If the account with which you are logged into your client
is valid on the server (or domain) your connection will be
based on that account rather than guest.  Windows clients
always send your desktop login credentials unless you tell
the client to map the share as a different user, and guest
access is only checked if all other authentication options
have failed.

If you are accessing ZFS from Windows clients I'd recommend
setting permissions using the chmod A option rather than the
traditional UNIX permissions to avoid spurious access issues.
There are aliases to get the appropriate permissions:

        7 -> full_set
        5 -> read_set/execute
        4 -> read_set

Alan

-------- Original Message --------
Subject: [cifs-discuss] Prevent write access for guests
Date: Sat, 04 Sep 2010 00:42:16 -0700 (PDT)
From: Geoff <no-re...@opensolaris.org>
To: cifs-discuss@opensolaris.org

I guess I'm not just understanding permissions/ACLs.

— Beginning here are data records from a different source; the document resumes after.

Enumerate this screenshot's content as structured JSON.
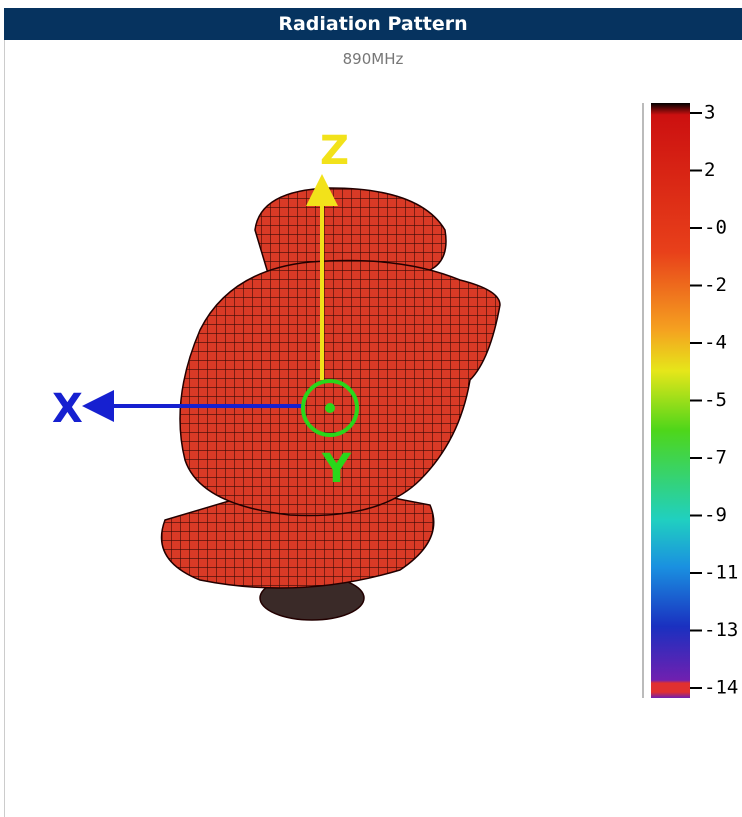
{
  "header": {
    "title": "Radiation Pattern"
  },
  "subtitle": "890MHz",
  "axes": {
    "x": "X",
    "y": "Y",
    "z": "Z"
  },
  "colorbar": {
    "labels": [
      "3",
      "2",
      "-0",
      "-2",
      "-4",
      "-5",
      "-7",
      "-9",
      "-11",
      "-13",
      "-14"
    ]
  }
}
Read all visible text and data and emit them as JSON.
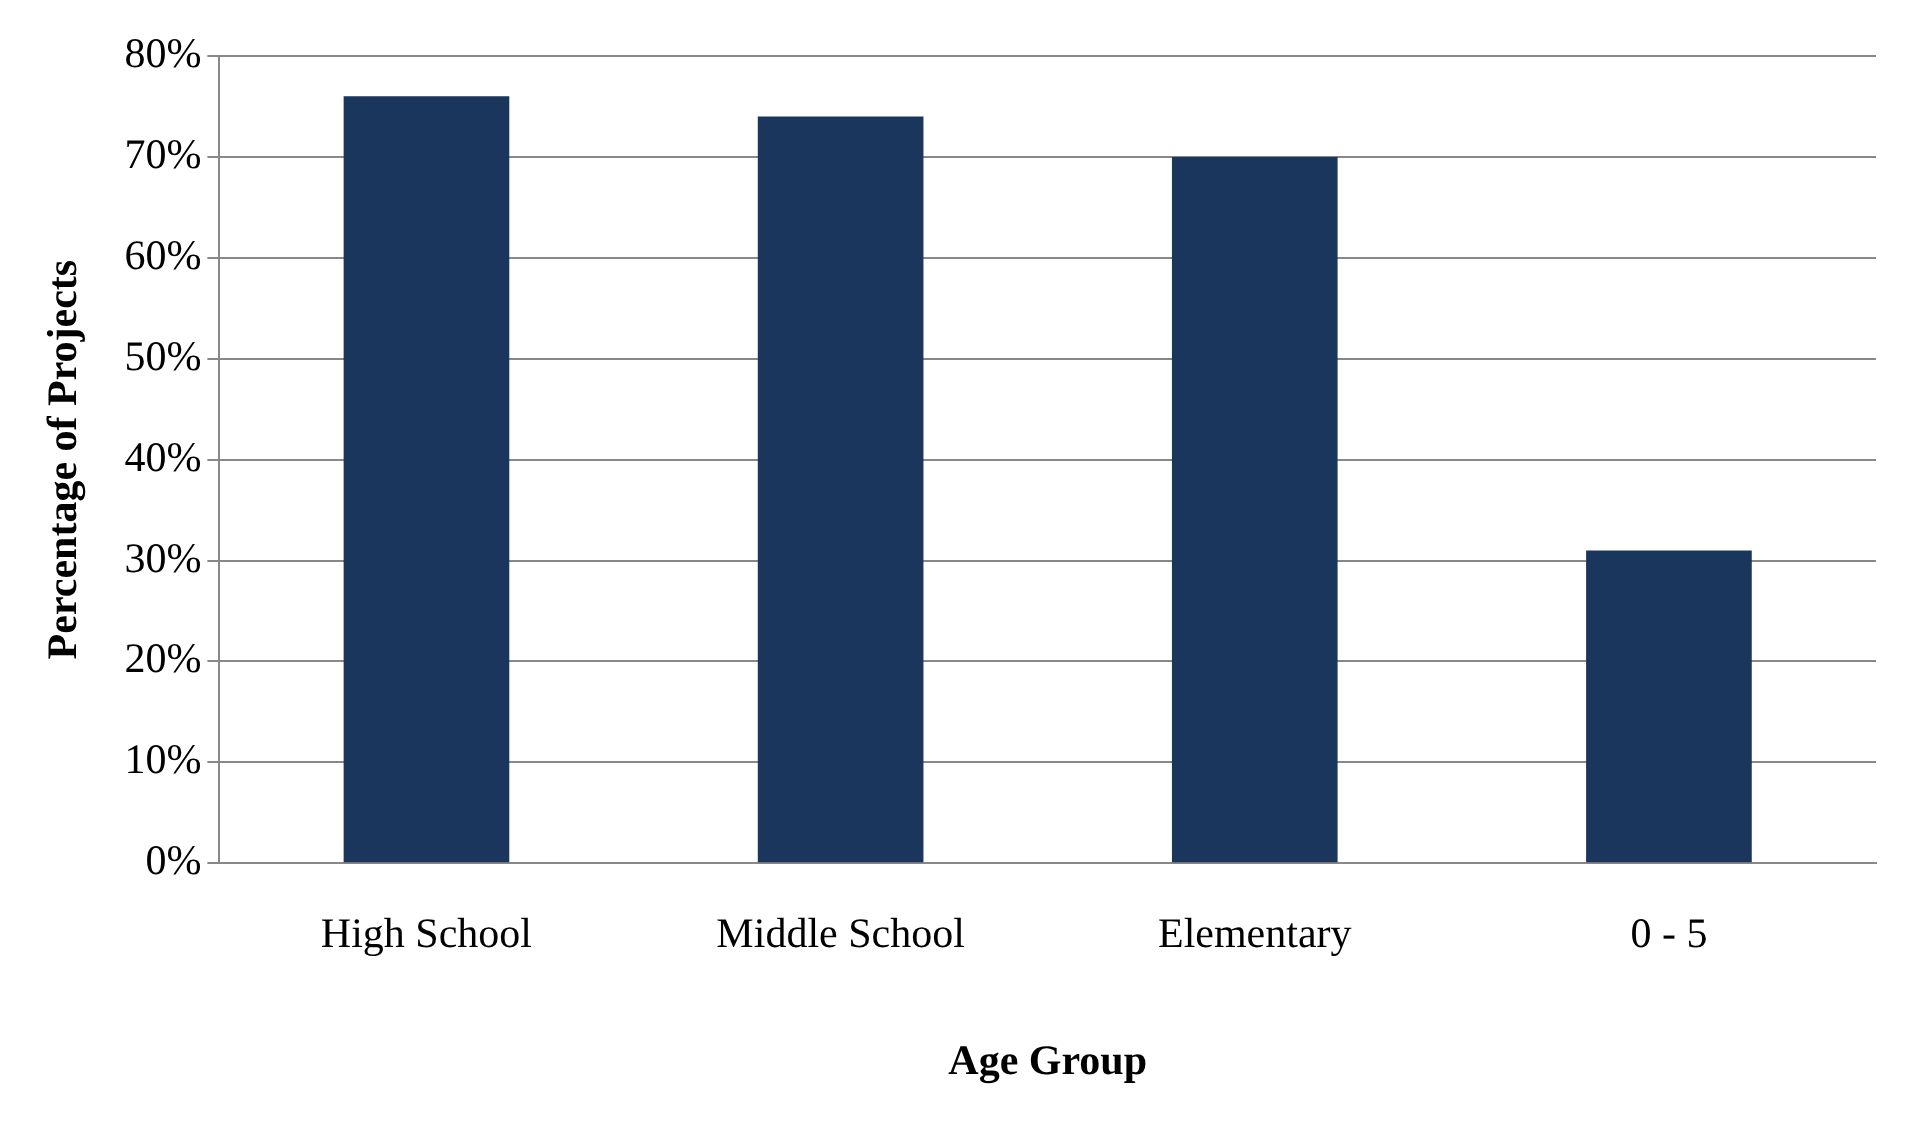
{
  "chart_data": {
    "type": "bar",
    "xlabel": "Age Group",
    "ylabel": "Percentage of Projects",
    "categories": [
      "High School",
      "Middle School",
      "Elementary",
      "0 - 5"
    ],
    "values": [
      76,
      74,
      70,
      31
    ],
    "color": "#1b365d",
    "ylim": [
      0,
      80
    ],
    "yticks": [
      {
        "value": 0,
        "label": "0%"
      },
      {
        "value": 10,
        "label": "10%"
      },
      {
        "value": 20,
        "label": "20%"
      },
      {
        "value": 30,
        "label": "30%"
      },
      {
        "value": 40,
        "label": "40%"
      },
      {
        "value": 50,
        "label": "50%"
      },
      {
        "value": 60,
        "label": "60%"
      },
      {
        "value": 70,
        "label": "70%"
      },
      {
        "value": 80,
        "label": "80%"
      }
    ],
    "grid": "y",
    "legend": false
  }
}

I have a share that I'm using to serve music, videos, etc. to the rest of my household:

zfs
    zfs/alpha/public smb=(guestok="true")
          alpha_public=/alpha/public

I basically want to give everyone except me read-only access. The directories are chmod'ed to 755 and the files to 644. Yet if I access the share over the network I'm able to create, delete, rename files and folders without ever logging in. What am I doing wrong here?